The Influence(121)
“Unc?” Kevin said quietly.
“Yeah?” They were all whispering now.
“I need a hose. I need some water.”
He frowned, confused. “To drink?”
“No. To put in those bottles.” He nodded toward the carton Ross was carrying. “That’s what makes them work.”
He wished his nephew had said something earlier, but he only nodded and passed the word along.
“Hopefully there is one,” was all McDaniels had to say.
The bed of the wash had gotten rocky, slowing their progress, and, ahead, a tree stump marked a change in the direction of the dry stream. They followed the turn—
And stopped.
Squatting in the sand, waiting for them, was a man with the head of a jackal. He was wearing muddy jeans and a flannel shirt that looked familiar, and Ross was pretty sure that he used to be Fred Hanson, the guy who’d cleaned out Lita and Dave’s septic tank. Ross glanced over at McDaniels, whose blanched face told him that he’d recognized the man, too.
But that didn’t stop McDaniels from raising his rifle. “Stop right there,” he said. “Don’t move, don’t say a word. I hear a peep outta you, I’m takin’ off your head.”
The jackal man was not alone, Ross saw. Behind him, several small creatures cavorted in the wash, jumping from rock to rock. They looked like miniature rat-faced kangaroos, but it was difficult to see them clearly because they kept moving.
Hec was counting. “…three, four, five… I see five of ’em.” His rifle, too, was raised.
“What do we do now?” McDaniels asked Ross. “It’s kind of a Mexican standoff here.”
Then the jackal man roared like a lion and leaped forward, the creatures behind him scurrying in his wake, squealing in high-pitched voices and showing fangs.
This close, the report from McDaniel’s rifle was deafening. Hec’s followed instantly after, or maybe at the same time—it was hard to tell because he was firing over and over again. The jackal head exploded in a burst of blood, fur and flesh, and the little leaping monsters were blasted into nothing.
“They know where we are now,” Kevin said, hefting his box.
“In for a penny, in for a pound.” McDaniels pointed up the sloping side of the wash. “It’s now or never. Let’s do it.”
That was the last word any of them spoke as they ran out of the dry stream bed, across an open area, and along the east side of the barn. In the lead now, Ross stopped and peeked around the corner of the building, looking toward the place where the smokehouse should have been. He quickly pulled back. There was an army out there. Literally dozens of men and women, seemingly all of them armed, some with farming implements, some with firearms, were stationed in front of, behind and to the sides of what looked like an enormous black egg the size of a small car, a situation so daunting as to seem nearly insurmountable.

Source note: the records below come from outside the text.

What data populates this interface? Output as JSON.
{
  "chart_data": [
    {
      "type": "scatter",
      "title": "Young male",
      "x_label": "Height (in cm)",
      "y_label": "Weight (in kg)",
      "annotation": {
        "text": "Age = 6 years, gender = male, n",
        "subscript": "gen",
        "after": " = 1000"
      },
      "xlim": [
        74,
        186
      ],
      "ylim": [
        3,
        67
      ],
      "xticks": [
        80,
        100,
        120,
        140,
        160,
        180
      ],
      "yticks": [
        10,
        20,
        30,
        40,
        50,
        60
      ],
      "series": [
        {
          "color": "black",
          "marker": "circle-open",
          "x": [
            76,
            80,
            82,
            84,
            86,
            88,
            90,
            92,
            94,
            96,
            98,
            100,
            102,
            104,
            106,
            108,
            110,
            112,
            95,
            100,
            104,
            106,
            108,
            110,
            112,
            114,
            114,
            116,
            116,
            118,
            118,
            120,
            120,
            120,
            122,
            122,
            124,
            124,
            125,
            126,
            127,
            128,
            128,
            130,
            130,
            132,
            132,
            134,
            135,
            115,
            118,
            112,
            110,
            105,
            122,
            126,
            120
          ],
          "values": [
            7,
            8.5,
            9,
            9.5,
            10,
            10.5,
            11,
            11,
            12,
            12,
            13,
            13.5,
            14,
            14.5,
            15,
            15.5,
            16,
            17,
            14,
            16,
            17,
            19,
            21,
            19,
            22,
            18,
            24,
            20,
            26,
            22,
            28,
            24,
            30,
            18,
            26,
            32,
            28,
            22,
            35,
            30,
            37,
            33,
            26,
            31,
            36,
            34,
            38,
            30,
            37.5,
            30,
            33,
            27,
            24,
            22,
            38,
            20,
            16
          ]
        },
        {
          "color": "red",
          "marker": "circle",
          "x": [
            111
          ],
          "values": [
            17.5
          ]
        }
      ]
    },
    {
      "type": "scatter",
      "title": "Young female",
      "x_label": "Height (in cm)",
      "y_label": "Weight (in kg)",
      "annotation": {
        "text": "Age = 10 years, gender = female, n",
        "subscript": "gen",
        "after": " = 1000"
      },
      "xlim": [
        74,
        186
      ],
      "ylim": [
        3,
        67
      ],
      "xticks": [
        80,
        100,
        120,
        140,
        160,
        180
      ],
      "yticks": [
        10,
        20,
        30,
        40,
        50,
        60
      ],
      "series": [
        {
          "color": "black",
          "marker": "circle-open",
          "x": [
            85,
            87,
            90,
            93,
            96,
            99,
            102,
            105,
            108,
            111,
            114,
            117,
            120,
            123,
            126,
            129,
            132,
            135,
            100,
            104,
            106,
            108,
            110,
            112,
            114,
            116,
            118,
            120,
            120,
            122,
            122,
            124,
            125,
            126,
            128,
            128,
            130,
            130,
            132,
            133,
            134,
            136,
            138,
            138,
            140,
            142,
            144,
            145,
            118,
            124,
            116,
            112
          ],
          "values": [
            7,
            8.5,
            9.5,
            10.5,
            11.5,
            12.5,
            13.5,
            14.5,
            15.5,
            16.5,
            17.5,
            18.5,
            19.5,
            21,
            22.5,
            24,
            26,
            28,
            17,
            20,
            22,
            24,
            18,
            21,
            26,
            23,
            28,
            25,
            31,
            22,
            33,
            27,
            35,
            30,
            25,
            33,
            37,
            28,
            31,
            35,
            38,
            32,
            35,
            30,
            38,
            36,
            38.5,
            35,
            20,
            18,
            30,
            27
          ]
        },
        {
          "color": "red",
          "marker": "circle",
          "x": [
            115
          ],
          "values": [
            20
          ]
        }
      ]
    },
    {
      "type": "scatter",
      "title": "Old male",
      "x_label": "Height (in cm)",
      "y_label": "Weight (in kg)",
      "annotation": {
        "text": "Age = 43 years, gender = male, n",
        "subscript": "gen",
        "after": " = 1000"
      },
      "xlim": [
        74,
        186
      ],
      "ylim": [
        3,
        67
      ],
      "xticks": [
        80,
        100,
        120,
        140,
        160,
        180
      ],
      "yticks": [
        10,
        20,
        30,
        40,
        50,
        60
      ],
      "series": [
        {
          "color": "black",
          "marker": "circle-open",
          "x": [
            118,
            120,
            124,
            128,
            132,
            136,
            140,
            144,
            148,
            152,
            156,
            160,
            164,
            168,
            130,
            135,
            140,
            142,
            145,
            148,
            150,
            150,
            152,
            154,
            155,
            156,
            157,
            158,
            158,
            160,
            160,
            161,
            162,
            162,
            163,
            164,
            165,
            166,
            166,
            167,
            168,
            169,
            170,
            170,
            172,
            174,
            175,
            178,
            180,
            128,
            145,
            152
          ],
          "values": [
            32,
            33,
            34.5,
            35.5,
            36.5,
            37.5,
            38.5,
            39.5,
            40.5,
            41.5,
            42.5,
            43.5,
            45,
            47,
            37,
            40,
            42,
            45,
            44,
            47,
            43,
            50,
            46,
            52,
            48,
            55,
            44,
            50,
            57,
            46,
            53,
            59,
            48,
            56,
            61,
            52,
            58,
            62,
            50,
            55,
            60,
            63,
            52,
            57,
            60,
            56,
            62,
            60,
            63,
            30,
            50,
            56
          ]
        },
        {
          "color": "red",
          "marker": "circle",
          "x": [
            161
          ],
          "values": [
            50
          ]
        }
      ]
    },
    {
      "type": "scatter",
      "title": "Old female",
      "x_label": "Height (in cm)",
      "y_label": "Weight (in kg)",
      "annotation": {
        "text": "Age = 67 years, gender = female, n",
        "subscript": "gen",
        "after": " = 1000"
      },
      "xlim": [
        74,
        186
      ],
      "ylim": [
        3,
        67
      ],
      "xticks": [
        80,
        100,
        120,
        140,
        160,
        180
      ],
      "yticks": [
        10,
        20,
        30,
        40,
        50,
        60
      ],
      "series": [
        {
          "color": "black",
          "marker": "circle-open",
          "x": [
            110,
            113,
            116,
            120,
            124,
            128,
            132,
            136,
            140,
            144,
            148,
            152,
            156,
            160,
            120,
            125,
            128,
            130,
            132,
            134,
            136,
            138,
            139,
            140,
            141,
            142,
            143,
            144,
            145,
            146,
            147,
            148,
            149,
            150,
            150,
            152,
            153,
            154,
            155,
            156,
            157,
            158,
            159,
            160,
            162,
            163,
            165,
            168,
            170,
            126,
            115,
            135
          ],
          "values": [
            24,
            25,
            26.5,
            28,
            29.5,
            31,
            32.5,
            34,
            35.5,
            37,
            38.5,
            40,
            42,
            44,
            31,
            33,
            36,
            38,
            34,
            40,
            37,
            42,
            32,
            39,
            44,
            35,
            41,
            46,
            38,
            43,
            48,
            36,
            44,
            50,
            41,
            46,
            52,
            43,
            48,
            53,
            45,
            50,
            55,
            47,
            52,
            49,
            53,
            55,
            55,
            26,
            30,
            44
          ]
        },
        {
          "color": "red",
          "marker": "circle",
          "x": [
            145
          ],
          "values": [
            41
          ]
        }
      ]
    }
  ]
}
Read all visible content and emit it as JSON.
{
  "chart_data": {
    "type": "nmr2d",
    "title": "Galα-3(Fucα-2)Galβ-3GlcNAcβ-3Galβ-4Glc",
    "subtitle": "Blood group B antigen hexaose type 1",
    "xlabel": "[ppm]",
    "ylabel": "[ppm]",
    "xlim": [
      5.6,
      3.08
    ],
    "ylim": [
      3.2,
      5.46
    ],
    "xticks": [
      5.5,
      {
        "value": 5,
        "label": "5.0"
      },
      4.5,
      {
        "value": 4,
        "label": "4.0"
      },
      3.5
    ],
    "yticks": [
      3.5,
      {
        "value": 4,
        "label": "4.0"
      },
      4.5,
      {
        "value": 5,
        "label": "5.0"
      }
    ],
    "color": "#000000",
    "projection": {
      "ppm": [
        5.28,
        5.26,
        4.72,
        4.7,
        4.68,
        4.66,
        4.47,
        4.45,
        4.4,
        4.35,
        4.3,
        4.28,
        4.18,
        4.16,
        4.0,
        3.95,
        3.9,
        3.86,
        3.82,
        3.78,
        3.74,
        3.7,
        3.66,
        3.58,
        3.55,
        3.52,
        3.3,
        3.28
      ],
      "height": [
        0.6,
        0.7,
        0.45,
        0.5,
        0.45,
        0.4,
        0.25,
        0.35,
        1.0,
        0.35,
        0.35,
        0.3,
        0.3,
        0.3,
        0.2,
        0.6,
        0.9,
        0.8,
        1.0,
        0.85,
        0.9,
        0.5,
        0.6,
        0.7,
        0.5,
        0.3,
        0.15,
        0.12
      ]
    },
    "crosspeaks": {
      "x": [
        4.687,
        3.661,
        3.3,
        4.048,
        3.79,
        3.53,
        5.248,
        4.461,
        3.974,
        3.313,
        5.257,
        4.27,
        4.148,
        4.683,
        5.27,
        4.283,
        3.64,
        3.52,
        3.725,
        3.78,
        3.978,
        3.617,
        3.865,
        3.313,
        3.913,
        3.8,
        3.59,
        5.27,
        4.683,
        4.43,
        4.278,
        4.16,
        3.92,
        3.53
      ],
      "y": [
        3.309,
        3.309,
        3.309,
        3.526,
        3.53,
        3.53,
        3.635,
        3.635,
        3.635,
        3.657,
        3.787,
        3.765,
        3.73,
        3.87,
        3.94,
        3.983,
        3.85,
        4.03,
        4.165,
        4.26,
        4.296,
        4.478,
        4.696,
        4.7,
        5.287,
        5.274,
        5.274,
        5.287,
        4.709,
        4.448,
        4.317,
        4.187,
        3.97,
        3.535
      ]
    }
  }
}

As of yet, they did not appear to have been spotted, and no one was coming up behind them, so Ross gestured for the others to follow him and backtracked several yards. Crouching down along the side of the barn, his box in front of him, he explained what he’d seen. “We’re outnumbered ten to one. Anybody have any ideas?”
Kevin nodded calmly. He was already opening his box. “I’ll create a distraction. I’ll set up an explosion in the barn. Everyone will come running, and that’s when I’ll go in and take out that…angel?...demon?...whatever it is. You guys just cover me.”
“I don’t have a gun,” Ross said. “And wouldn’t know how to shoot it if I did,” he admitted.
Kevin smiled, pointing to the box in front of his uncle. “That’s what those are for. And that’s why we need some water.” He picked up one of the two-liter Coke bottles. “There’s Drano crystals in here. And aluminum foil. All you do is add water, shake and throw. Basically, it’ll explode and spray acid all over. It won’t start a fire, but it’ll take care of anyone in its way.”
Ross felt uncomfortable about actually hurting anyone. Cameron Holt had always been an asshole, but that didn’t necessarily hold true for everyone here. And even assholes didn’t deserve to die. These were just people who’d gotten sucked into the monster’s orbit, maybe the people who’d been there New Year’s Eve when it had been shot down. Chances were, if they could pull this off and destroy that black monstrosity, those individuals would revert back to normal once it was all over. They couldn’t do that if they were dead. Or scarred by acid.
That jackal man—Fred Hanson?—was already on his conscience.